I continued taking down my readings. At a visual inspection, as it they call it, the sun had grown significantly. That is, when I last looked out the window the damn thing looked larger. But according to the telemteroscope, it was the same size as yesterday, the day before yesterday and in fact all the week, month and year that we’d sat here staring at it.
It was not just the sun we looked at, of course, even if the damn ball of gas was the most intrusive. We kept track of the entire cosmos. All the fifty-two ships of our fleet, from the Ace of Spades to the King of Hearts sent their messages to us two. We were the last astronauts, you might say. Rodion Raskolnikov and Emily Smith. The dregs of our profession, you could also say. Those who weren’t good enough to join the fleet that would find a new home for mankind. But when that humanity realized that the layer of debris in the atmosphere was too thick to get a decent signal through, we were suddenly wanted again. I was called away from my farm in Arkansas, Rodya from his cold little apartment in a suburb of Moscow. They sent us up with a space ship that was held together with duct tape and hope and dumped us on the remains of MIR.
“Emmy,” Rodya said again. That pleading, whining tone that I hated had crept into his voice again. “Emmy, can’t you go out with Laika this time? I wouldn’t ask you, but I’m so tired.”
“I’m doing the readings,” I said curtly. Actually I was done, but I reminded myself that protocol demanded I checked them again at least once. I started on it.
“I can do them for you,” he said. “Emmy, you know I can. I don’t understand why I never get to do them.”
I sighed. “You’ve got the dog to take care of,” I said. “You know it’s you she likes the best. How could I take her, she can barely tolerate me.”
“Oh, when the spacesuit is on in she won’t notice any difference, you know. Right, little Laika?” Rodya looked worriedly towards the sleeping quarters. “Can’t you hear her whining?” he asked.
I looked down at the dashboard and pretended not to hear him. Unfortunately, after a whole year together, he was too good at reading me to fall for that.
“Emmy, Emmy, let me do the afternoon readings today,” he said. He seemed to have forgotten the dog for the moment. “I never get to do them anymore.”
He came and sat next to me. Since the chair wasn’t designed for two people he pushed me off and I would have fallen to the floor if it weren’t for the lack of gravity. He was about to start pressing the buttons and the levers when I pushed him away. I misjudged the amount of force, as usual, and he didn’t stop until he bumped into the window across the room.
“That was unneccesary,” he said with a hurt voice.
I saw I’d have to talk seriously to him. That was nothing I looked forward to. The last time he had refused to talk to me for weeks, and however annoying he was, he was still my only companion here. “Rodion Romanovitj Raskolnikov,” I said. “You know what happened last time. It nearly cost us our jobs.”
I didn’t add “It nearly cost us our planet.” I didn’t have to. I saw a flicker of guilt cross his otherwise so innocent blue eyes. His lower lip began to quiver. I quickly put on a smile for him.

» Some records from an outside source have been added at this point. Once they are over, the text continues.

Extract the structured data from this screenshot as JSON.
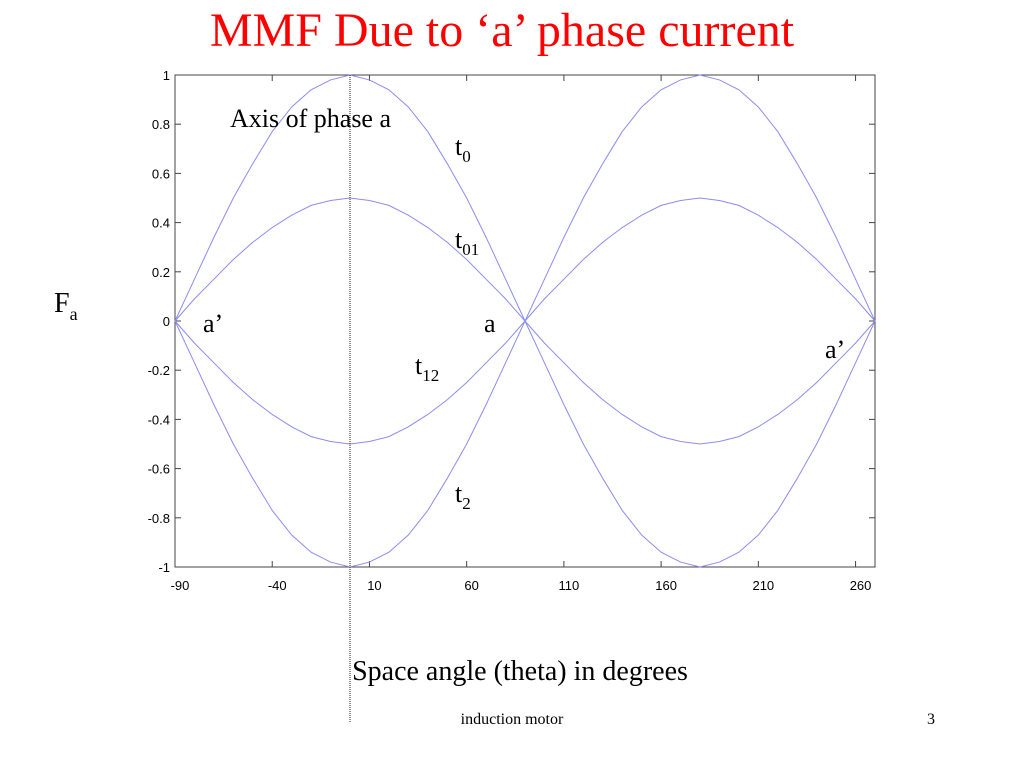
{
  "chart_data": {
    "type": "line",
    "title": "MMF Due to ‘a’ phase current",
    "x_label": "Space angle (theta) in degrees",
    "y_label": {
      "text": "F",
      "sub": "a"
    },
    "footer": "induction motor",
    "page_number": "3",
    "xlim": [
      -90,
      270
    ],
    "ylim": [
      -1,
      1
    ],
    "xticks": [
      -90,
      -40,
      10,
      60,
      110,
      160,
      210,
      260
    ],
    "yticks": [
      -1,
      -0.8,
      -0.6,
      -0.4,
      -0.2,
      0,
      0.2,
      0.4,
      0.6,
      0.8,
      1
    ],
    "vline": 0,
    "x": [
      -90,
      -80,
      -70,
      -60,
      -50,
      -40,
      -30,
      -20,
      -10,
      0,
      10,
      20,
      30,
      40,
      50,
      60,
      70,
      80,
      90,
      100,
      110,
      120,
      130,
      140,
      150,
      160,
      170,
      180,
      190,
      200,
      210,
      220,
      230,
      240,
      250,
      260,
      270
    ],
    "series": [
      {
        "color": "#8c8cf0",
        "values": [
          0,
          0.17,
          0.34,
          0.5,
          0.64,
          0.77,
          0.87,
          0.94,
          0.98,
          1,
          0.98,
          0.94,
          0.87,
          0.77,
          0.64,
          0.5,
          0.34,
          0.17,
          0,
          -0.17,
          -0.34,
          -0.5,
          -0.64,
          -0.77,
          -0.87,
          -0.94,
          -0.98,
          -1,
          -0.98,
          -0.94,
          -0.87,
          -0.77,
          -0.64,
          -0.5,
          -0.34,
          -0.17,
          0
        ]
      },
      {
        "color": "#8c8cf0",
        "values": [
          0,
          0.09,
          0.17,
          0.25,
          0.32,
          0.38,
          0.43,
          0.47,
          0.49,
          0.5,
          0.49,
          0.47,
          0.43,
          0.38,
          0.32,
          0.25,
          0.17,
          0.09,
          0,
          -0.09,
          -0.17,
          -0.25,
          -0.32,
          -0.38,
          -0.43,
          -0.47,
          -0.49,
          -0.5,
          -0.49,
          -0.47,
          -0.43,
          -0.38,
          -0.32,
          -0.25,
          -0.17,
          -0.09,
          0
        ]
      },
      {
        "color": "#8c8cf0",
        "values": [
          0,
          -0.09,
          -0.17,
          -0.25,
          -0.32,
          -0.38,
          -0.43,
          -0.47,
          -0.49,
          -0.5,
          -0.49,
          -0.47,
          -0.43,
          -0.38,
          -0.32,
          -0.25,
          -0.17,
          -0.09,
          0,
          0.09,
          0.17,
          0.25,
          0.32,
          0.38,
          0.43,
          0.47,
          0.49,
          0.5,
          0.49,
          0.47,
          0.43,
          0.38,
          0.32,
          0.25,
          0.17,
          0.09,
          0
        ]
      },
      {
        "color": "#8c8cf0",
        "values": [
          0,
          -0.17,
          -0.34,
          -0.5,
          -0.64,
          -0.77,
          -0.87,
          -0.94,
          -0.98,
          -1,
          -0.98,
          -0.94,
          -0.87,
          -0.77,
          -0.64,
          -0.5,
          -0.34,
          -0.17,
          0,
          0.17,
          0.34,
          0.5,
          0.64,
          0.77,
          0.87,
          0.94,
          0.98,
          1,
          0.98,
          0.94,
          0.87,
          0.77,
          0.64,
          0.5,
          0.34,
          0.17,
          0
        ]
      }
    ],
    "annotations": [
      {
        "text": "Axis of phase a"
      },
      {
        "text": "t",
        "sub": "0"
      },
      {
        "text": "t",
        "sub": "01"
      },
      {
        "text": "a’"
      },
      {
        "text": "a"
      },
      {
        "text": "t",
        "sub": "12"
      },
      {
        "text": "a’"
      },
      {
        "text": "t",
        "sub": "2"
      }
    ]
  }
}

“Wont you take take the dog for a walk now, hm? You know she likes you the best.”
He nodded slowly.
“There you go,” I continued in the same encouraging tone. “Put on your spacesuit and tell me when to open the air lock.”
I continued with the readings. No new messages from any of our ships. There was a beep on the radio, but it was only Rodya. I let him out with one touch. He glided up just outside the window and waved to me. He looked incredibly small in the black space.
“There, Laika, sweetie,” I heard a whisper on the radio. “Do you want to play?”
Rodya bounced away in the emptiness out there, alone as always.